Em seis meses, o ChatGPT passou de “serviço mais empolgante da internet” para “a trombeta que anuncia o apocalipse tecnológico”. A sagacidade com as palavras exibida pela ferramenta da OpenAI jogou luz sobre todo o campo da inteligência artificial (IA), mas também passou a gerar temores que pareciam reservados aos grandes clichês da ficção científica. Para muita gente, a questão do momento é: será que devemos ter medo da inteligência artificial?

A resposta não é tão simples. Talvez, o futuro distópico imaginado por filmes como “O Exterminador do Futuro” e “Matrix”, de máquinas autoconscientes, fique confinado às telas do cinema – ainda bem. Mas isso não significa que o desenvolvimento e os usos atuais da tecnologia não sejam problemáticos.

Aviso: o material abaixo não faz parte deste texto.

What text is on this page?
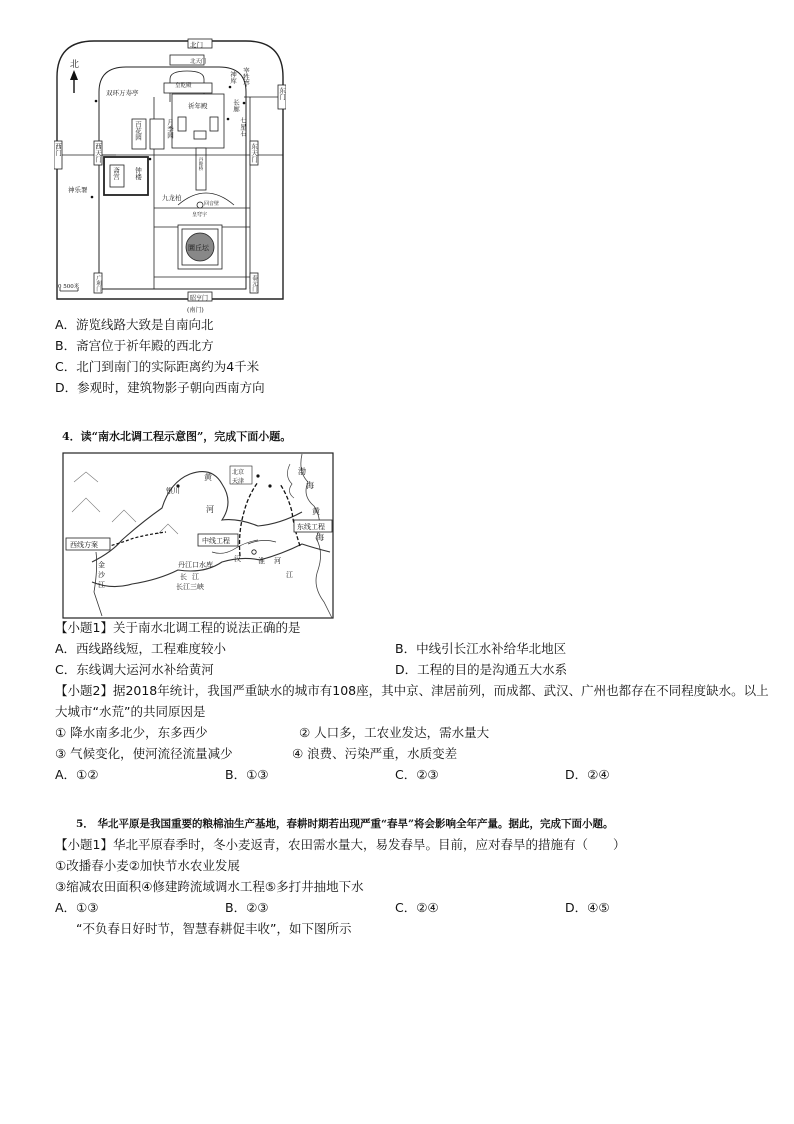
北
北门
北天门
皇乾殿
祈年殿
双环万寿亭
神库 宰牲亭
长廊
七星石
东门
百花园	月季园
西门	西天门	东天门
丹陛桥
斋宫 钟楼
神乐署
九龙柏
回音壁
皇穹宇
圜丘坛
广利门	泰元门
0 500米
昭亨门
(南门)
A．游览线路大致是自南向北
B．斋宫位于祈年殿的西北方
C．北门到南门的实际距离约为4千米
D．参观时，建筑物影子朝向西南方向
4．读“南水北调工程示意图”，完成下面小题。
银川
北京
天津
渤
海
黄
河	黄
海
西线方案	中线工程
东线工程
丹江口水库
长 江
长江三峡
金
沙
江
汉 淮 河
江
【小题1】关于南水北调工程的说法正确的是
A．西线路线短，工程难度较小	B．中线引长江水补给华北地区
C．东线调大运河水补给黄河	D．工程的目的是沟通五大水系
【小题2】据2018年统计，我国严重缺水的城市有108座，其中京、津居前列，而成都、武汉、广州也都存在不同程度缺水。以上
大城市“水荒”的共同原因是
① 降水南多北少，东多西少	② 人口多，工农业发达，需水量大
③ 气候变化，使河流径流量减少	④ 浪费、污染严重，水质变差
A．①②	B．①③	C．②③	D．②④
5． 华北平原是我国重要的粮棉油生产基地，春耕时期若出现严重“春旱”将会影响全年产量。据此，完成下面小题。
【小题1】华北平原春季时，冬小麦返青，农田需水量大，易发春旱。目前，应对春旱的措施有（　　）
①改播春小麦②加快节水农业发展
③缩减农田面积④修建跨流域调水工程⑤多打井抽地下水
A．①③	B．②③	C．②④	D．④⑤
“不负春日好时节，智慧春耕促丰收”，如下图所示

Para deixar a discussão ainda mais turva, há duas semanas uma carta de notáveis, incluindo o bilionário Elon Musk, o antropólogo Yuval Noah Harari e o pioneiro em IA Yoshua Bengio, pediu uma pausa de seis meses no desenvolvimento de IA. Entre as afirmações do documento estão a de que “laboratórios de IA estão presos em uma corrida fora de controle para desenvolver e implementar mentes digitais superpoderosas que ninguém – nem mesmo seus criadores – podem entender, prever ou controlar de forma confiável”. Mais de 24 mil pessoas já assinaram o documento.

Também não ajuda o fato de que Sam Altman, fundador da OpenAI, repete constantemente seu desejo de construir uma inteligência artificial geral (AGI, na sigla em inglês) – um sistema com capacidade sobrehumana em múltiplas tarefas, algo que não existe no mundo real, mas que é retratado com frequência na ficção. A OpenAI publicou em seu site um documento no qual discute a preparação necessária para o desenvolvimento de uma AGI.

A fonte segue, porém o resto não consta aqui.